已解決430363個問題，去搜搜看，總會有你想問的

PySpark：連接數據類型為“Struc”的兩列 --> 錯誤：由于數據類型不匹配而無法解析

首頁猿問 PySpark：連接數據類型為&l...

PySpark：連接數據類型為“Struc”的兩列 --> 錯誤：由于數據類型不匹配而無法解析

Python

慕尼黑5688855 2021-10-05 16:14:21

我在 PySpark 中有一個數據表，其中包含數據類型為“struc”的兩列。請參閱下面的示例數據框：word_verb word_noun{_1=cook, _2=VB} {_1=chicken, _2=NN}{_1=pack, _2=VBN} {_1=lunch, _2=NN}{_1=reconnected, _2=VBN} {_1=wifi, _2=NN}我想將兩列連接在一起，以便我可以對連接的動詞和名詞塊進行頻率計數。我試過下面的代碼：df = df.withColumn('word_chunk_final', F.concat(F.col('word_verb'), F.col('word_noun'))) 但我收到以下錯誤：AnalysisException: u"cannot resolve 'concat(`word_verb`, `word_noun`)' due to data type mismatch: input to function concat should have been string, binary or array, but it's [struct<_1:string,_2:string>, struct<_1:string,_2:string>]我想要的輸出表如下。

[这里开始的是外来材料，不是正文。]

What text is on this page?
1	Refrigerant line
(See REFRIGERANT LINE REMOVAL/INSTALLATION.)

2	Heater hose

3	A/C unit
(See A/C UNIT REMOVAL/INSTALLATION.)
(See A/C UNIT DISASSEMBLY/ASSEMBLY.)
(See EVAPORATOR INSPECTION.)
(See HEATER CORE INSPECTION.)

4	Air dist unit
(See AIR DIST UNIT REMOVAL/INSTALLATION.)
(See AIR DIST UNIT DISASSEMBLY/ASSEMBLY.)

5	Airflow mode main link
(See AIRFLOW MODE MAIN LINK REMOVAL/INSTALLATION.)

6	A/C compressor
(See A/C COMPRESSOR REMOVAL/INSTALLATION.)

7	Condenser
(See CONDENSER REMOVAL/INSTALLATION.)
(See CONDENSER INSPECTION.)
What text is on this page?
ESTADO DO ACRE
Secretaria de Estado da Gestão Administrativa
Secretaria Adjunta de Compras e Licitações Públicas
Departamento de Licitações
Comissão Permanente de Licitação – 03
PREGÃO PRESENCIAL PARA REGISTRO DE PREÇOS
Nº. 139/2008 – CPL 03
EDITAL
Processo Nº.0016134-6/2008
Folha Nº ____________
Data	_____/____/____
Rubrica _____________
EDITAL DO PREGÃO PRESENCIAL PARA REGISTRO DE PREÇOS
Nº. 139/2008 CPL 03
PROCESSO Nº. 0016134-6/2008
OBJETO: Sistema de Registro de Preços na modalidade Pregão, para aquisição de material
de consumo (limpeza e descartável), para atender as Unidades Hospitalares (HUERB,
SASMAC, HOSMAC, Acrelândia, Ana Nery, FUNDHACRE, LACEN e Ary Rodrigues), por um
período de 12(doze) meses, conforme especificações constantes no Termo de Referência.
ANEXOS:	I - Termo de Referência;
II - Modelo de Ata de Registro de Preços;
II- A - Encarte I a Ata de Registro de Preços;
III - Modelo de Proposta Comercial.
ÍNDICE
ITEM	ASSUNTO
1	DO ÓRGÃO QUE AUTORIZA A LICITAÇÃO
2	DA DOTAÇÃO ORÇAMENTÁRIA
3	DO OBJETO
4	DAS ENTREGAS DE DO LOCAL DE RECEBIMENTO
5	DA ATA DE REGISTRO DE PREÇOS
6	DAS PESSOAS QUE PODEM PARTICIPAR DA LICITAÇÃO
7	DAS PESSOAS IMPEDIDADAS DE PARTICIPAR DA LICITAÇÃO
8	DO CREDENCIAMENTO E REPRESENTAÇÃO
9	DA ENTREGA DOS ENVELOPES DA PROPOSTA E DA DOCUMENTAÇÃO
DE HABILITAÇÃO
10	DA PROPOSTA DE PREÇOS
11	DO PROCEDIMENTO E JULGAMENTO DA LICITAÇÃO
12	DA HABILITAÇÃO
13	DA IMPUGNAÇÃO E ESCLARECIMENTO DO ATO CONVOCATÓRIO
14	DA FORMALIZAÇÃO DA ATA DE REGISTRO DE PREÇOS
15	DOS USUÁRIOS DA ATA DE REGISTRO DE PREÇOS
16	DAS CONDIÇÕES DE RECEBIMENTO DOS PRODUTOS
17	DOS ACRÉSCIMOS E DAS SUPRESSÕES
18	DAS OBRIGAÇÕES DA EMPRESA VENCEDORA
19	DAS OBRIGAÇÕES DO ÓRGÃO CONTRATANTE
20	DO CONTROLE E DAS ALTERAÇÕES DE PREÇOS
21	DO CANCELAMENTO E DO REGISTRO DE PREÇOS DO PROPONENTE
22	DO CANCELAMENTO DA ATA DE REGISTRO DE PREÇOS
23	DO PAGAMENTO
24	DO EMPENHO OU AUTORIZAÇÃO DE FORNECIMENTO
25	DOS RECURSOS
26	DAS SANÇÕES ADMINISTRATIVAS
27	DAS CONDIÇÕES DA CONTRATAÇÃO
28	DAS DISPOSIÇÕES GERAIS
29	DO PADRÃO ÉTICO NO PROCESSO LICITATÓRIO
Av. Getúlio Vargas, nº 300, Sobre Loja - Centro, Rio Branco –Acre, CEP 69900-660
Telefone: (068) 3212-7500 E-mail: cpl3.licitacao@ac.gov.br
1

連接的新字段的數據類型為字符串：word_verb word_noun word_chunk_final{_1=cook, _2=VB} {_1=chicken, _2=NN} cook chicken{_1=pack, _2=VBN} {_1=lunch, _2=NN} pack lunch{_1=reconnected, _2=VBN} {_1=wifi, _2=NN} reconnected wifi

查看完整描述

2 回答

萬千封印

TA貢獻1891條經驗獲得超3個贊

你的代碼就快到了。

假設您的架構如下：

df.printSchema()

#root

# |-- word_verb: struct (nullable = true)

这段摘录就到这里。